Gelebtes Christentum

Aus Solidarität mit der in Russland von Kirche und Staat verfolgten Protestband "Pussy Riot" wurde am 19.8.2012 im Kölner Dom eine Protestaktion gestartet. Fünf vermummte Menschen forderten während eines Pontifikalamtes im Kölner Dom Straffreiheit für die verurteilten Musikerinnen (siehe dazu "Pussy Riot: zwei Jahre Haft" - Info Nr. 1012 ).

Der wahre Geist der christlichen Religion entfaltete sich damals sofort auch in Köln auf die gewohnte Art, handgreiflich und mit Strafanzeigen, wie dieser Videoclip zeigt:


Zwar stehen im heiligen Buch des Christentums Aussagen ihres obersten Gottes Jesus, man sollte seine Feinde lieben.
So heißt es z.B. in Lk 6,27-29, "Euch, die ihr mir zuhört, sage ich: Liebt eure Feinde; tut denen Gutes, die euch hassen. Segnet die, die euch verfluchen; betet für die, die euch misshandeln. Dem, der dich auf die eine Wange schlägt, halt auch die andere hin, und dem, der dir den Mantel wegnimmt, lass auch das Hemd."

Dabei sind die Protestierer nicht einmal als Feinde aufgetreten, nein sie haben sich wie der barmherzige Samariter um Verfolgte gekümmert! Bei den Lobpreisungen (Mt 5) heißt es "Glücklich sind die, die nach Gerechtigkeit hungern und dürsten, denn sie werden gesättigt werden." Bei den sieben leiblichen Werken der Barmherzigkeit ist der Punkt 5, man solle sich um die Gefangenen kümmern. In Mt 25.36 steht "ich war nackt und ihr habt mir Kleidung gegeben; ich war krank und ihr habt mich besucht; ich war im Gefängnis und ihr seid zu mir gekommen". Im Vers 40 konkretisiert dann der Jesus: "Was ihr für einen meiner geringsten Brüder getan habt, das habt ihr mir getan".

Ja und dann tut wer was für die verfolgten Schwestern, protestiert, ruft zur Solidarität auf und was passiert sieht man im obigen Video: die Tempelwächter ergreifen die Menschen, die etwas für ihre verfolgten Schwestern tun, und übergeben sie den Bütteln, erstatten Anzeige, die Staatsanwaltschaft leitet ein Verfahren ein.
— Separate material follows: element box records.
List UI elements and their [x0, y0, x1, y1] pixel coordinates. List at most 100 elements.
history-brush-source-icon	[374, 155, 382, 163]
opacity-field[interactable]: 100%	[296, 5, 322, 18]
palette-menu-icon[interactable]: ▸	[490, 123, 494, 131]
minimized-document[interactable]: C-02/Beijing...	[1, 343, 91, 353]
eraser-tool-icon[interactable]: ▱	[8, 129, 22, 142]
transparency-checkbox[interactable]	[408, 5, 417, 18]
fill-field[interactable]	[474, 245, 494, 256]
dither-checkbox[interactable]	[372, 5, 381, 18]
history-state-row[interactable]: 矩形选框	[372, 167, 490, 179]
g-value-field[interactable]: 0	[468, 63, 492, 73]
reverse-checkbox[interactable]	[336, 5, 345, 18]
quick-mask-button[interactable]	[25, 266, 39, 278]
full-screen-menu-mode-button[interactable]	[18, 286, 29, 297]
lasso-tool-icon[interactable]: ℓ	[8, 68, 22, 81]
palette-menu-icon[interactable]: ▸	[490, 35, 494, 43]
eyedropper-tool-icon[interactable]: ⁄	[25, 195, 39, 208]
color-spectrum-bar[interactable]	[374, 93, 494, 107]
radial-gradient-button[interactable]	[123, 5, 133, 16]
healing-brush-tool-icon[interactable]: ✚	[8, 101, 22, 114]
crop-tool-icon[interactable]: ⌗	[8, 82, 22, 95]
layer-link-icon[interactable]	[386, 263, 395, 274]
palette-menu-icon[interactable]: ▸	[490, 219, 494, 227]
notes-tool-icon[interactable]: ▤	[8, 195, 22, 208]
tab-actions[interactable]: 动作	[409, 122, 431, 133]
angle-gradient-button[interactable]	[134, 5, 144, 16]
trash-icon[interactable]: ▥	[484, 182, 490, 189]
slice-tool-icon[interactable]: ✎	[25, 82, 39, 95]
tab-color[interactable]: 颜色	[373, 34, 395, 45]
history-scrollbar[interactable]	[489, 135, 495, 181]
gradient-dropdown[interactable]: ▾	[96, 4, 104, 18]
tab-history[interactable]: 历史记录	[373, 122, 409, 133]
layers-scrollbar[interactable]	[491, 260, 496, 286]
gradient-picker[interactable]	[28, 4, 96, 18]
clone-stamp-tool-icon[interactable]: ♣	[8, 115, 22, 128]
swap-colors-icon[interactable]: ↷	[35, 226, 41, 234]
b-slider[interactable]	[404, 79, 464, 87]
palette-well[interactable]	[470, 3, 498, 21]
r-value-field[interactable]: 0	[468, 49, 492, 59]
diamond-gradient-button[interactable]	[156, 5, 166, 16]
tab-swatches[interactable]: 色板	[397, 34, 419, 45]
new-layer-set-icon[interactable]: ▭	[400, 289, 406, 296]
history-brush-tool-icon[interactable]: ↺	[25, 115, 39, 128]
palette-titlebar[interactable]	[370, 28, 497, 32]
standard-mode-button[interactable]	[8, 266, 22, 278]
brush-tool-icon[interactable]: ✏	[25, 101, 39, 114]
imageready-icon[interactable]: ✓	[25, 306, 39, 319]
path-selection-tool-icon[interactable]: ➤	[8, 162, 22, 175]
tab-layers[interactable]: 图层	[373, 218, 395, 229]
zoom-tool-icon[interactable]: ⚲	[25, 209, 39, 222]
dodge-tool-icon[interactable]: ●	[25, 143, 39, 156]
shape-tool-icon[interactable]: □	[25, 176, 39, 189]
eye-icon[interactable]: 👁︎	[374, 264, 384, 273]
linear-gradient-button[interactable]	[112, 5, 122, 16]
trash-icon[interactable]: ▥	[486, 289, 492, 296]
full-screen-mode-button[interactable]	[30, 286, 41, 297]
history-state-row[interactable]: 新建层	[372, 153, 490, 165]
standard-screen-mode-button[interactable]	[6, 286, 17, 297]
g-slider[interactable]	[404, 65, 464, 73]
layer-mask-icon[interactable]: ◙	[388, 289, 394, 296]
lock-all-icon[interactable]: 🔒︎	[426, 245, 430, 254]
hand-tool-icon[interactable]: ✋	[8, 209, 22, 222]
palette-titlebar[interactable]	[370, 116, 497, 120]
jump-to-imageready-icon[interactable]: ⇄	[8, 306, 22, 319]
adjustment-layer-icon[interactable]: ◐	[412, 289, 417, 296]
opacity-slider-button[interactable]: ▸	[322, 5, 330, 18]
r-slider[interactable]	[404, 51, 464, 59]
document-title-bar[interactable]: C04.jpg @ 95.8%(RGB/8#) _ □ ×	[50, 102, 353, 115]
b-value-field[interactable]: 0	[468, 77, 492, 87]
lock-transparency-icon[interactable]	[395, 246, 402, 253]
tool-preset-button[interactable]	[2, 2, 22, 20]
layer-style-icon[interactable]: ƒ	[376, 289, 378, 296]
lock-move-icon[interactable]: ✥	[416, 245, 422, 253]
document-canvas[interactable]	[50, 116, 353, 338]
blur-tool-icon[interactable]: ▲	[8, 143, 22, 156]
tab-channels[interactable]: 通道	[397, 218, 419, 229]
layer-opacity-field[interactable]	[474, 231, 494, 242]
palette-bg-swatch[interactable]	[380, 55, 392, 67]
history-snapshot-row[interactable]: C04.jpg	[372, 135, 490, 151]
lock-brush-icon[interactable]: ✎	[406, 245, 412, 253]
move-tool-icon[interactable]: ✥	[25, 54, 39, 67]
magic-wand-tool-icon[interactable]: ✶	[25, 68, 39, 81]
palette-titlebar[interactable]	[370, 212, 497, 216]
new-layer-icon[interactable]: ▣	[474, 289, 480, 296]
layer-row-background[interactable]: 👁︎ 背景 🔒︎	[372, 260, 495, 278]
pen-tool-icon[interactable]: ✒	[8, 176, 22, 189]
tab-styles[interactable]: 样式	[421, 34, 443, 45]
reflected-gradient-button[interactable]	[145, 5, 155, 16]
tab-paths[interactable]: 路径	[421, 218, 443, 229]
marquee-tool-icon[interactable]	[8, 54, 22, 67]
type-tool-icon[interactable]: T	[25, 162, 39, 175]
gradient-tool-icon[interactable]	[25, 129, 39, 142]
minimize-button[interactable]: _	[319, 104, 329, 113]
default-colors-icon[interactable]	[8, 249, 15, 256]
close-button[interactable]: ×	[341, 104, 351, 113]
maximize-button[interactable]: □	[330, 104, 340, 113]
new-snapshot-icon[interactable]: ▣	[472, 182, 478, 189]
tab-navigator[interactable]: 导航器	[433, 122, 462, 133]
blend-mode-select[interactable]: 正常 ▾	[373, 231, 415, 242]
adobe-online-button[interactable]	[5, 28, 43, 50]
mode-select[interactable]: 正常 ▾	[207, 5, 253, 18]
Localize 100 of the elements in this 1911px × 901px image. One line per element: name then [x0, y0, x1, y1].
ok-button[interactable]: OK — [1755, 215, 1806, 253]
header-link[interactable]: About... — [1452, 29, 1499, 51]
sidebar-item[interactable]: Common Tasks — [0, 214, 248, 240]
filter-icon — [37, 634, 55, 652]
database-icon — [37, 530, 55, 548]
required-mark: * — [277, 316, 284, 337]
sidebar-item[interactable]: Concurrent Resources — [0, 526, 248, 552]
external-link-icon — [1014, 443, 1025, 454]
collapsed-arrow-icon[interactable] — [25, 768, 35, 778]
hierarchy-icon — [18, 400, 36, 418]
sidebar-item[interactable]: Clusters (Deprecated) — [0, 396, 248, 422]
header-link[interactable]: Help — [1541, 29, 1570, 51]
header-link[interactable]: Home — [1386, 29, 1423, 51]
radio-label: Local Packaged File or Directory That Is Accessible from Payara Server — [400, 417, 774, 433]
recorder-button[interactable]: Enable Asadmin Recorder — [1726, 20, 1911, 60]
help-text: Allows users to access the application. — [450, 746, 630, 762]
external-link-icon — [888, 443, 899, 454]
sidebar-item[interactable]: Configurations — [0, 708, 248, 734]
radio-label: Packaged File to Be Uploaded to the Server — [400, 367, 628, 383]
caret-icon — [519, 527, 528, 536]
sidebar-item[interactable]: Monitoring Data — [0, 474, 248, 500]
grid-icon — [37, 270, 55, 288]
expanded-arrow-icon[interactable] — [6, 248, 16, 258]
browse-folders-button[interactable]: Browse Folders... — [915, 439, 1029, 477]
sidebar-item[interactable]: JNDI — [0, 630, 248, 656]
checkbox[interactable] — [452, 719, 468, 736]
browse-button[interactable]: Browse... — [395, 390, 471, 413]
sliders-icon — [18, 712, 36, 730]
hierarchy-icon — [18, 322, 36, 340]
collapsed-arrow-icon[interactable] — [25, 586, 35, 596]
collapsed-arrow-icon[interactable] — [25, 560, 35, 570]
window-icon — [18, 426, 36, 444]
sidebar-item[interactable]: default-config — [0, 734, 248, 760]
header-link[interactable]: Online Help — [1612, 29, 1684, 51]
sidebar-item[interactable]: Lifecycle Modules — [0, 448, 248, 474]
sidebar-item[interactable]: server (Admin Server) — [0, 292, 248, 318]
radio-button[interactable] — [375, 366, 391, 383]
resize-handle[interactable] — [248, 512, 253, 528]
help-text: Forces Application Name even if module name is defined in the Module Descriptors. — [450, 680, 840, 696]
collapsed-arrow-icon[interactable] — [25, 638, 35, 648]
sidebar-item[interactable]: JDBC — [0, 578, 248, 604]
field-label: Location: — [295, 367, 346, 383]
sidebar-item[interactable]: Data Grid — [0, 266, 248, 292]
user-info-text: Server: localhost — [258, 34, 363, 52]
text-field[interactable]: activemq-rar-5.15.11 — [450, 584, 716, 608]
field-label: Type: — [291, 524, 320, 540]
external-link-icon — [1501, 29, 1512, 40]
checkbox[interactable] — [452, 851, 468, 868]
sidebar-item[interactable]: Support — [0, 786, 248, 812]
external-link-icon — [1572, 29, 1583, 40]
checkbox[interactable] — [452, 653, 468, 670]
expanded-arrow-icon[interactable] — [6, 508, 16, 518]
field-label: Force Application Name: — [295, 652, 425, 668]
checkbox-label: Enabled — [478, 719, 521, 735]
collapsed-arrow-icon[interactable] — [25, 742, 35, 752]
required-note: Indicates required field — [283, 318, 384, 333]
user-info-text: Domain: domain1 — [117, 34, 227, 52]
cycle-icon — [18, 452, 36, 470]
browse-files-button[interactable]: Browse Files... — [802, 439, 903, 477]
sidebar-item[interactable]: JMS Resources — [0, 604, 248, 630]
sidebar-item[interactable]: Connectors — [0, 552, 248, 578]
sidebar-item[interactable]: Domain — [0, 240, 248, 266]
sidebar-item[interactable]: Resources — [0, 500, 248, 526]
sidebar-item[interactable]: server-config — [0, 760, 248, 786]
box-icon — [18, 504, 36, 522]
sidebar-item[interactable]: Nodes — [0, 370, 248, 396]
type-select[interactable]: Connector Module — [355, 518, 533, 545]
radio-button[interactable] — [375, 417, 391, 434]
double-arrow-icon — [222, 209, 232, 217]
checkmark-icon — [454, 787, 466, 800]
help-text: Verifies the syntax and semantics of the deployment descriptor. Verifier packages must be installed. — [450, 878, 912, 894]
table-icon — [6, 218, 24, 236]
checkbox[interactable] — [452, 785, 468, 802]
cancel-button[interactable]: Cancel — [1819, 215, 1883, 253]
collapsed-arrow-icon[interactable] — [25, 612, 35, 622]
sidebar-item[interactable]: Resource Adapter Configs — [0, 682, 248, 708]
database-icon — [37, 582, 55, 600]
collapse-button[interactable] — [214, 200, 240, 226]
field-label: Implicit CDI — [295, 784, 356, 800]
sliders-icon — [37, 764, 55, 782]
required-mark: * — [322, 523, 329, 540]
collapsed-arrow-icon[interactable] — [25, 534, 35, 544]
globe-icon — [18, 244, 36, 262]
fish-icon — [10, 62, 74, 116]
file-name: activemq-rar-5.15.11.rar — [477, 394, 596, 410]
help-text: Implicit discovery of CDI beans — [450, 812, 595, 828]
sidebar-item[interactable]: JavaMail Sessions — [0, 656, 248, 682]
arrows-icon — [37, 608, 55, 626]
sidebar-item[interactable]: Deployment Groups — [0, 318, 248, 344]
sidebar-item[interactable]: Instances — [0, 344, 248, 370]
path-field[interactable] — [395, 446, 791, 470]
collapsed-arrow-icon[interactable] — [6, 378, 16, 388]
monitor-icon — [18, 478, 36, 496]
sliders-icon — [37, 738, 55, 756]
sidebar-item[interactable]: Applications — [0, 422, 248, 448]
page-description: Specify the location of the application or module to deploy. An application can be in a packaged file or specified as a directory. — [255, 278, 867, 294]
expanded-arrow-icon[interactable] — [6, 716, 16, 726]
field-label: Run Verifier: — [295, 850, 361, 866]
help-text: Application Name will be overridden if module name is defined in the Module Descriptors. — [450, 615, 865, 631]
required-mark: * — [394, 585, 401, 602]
Nun wurde am 16.9.2013 der Hauptangeklagte in Köln verurteilt. Er hatte sich selbst verteidigt, eine lange Anklagerede gegen die katholische Kirche und ihren schändlichen Einfluss gehalten. Es erfolgte ein Freispruch in den Anklagepunkten der Körperverletzung und der Nötigung, aber eine Verurteilung wegen "Störung der Religionsausübung", deswegen gab es eine Geldstrafe von 150 Euro.

Dabei war durch die Aktion ja die Religionsausübung gar nicht gestört worden, wie die obigen Bibelstellen zeigen, war durch den Protest gerade das ausgeübt worden, das der Jesus von seinen Jüngern gefordert hat! Aber die heilige katholische Kirche distanziert sich von solchen Praktiken der Solidarität mit Verfolgten, die im Gefängnis sind. Und ihre wirklichen oder vermeintlichen Feinde hat die heilige katholische Heuchler-und-Pharisäer-Kirche in ihrer gesamten Geschichte noch kein einziges Mal geliebt. Von der russisch-orthodoxen Kirche unterscheidet man sich jedoch: man hat keinen Komplizen wie den allmächtigen Putin zur Hand.

Wir haben wieder einmal einen Fall gelebten wirklichen Christentums. Vergleichsweise vernünftig war der Richter, der dem Angeklagten alle Zeit gab, um seine Ansichten ausführlich vorzutragen und verurteilte ihn zu einer nicht allzu hohen Geldstrafe, die Höchststrafe wären drei Jahre Haft gewesen.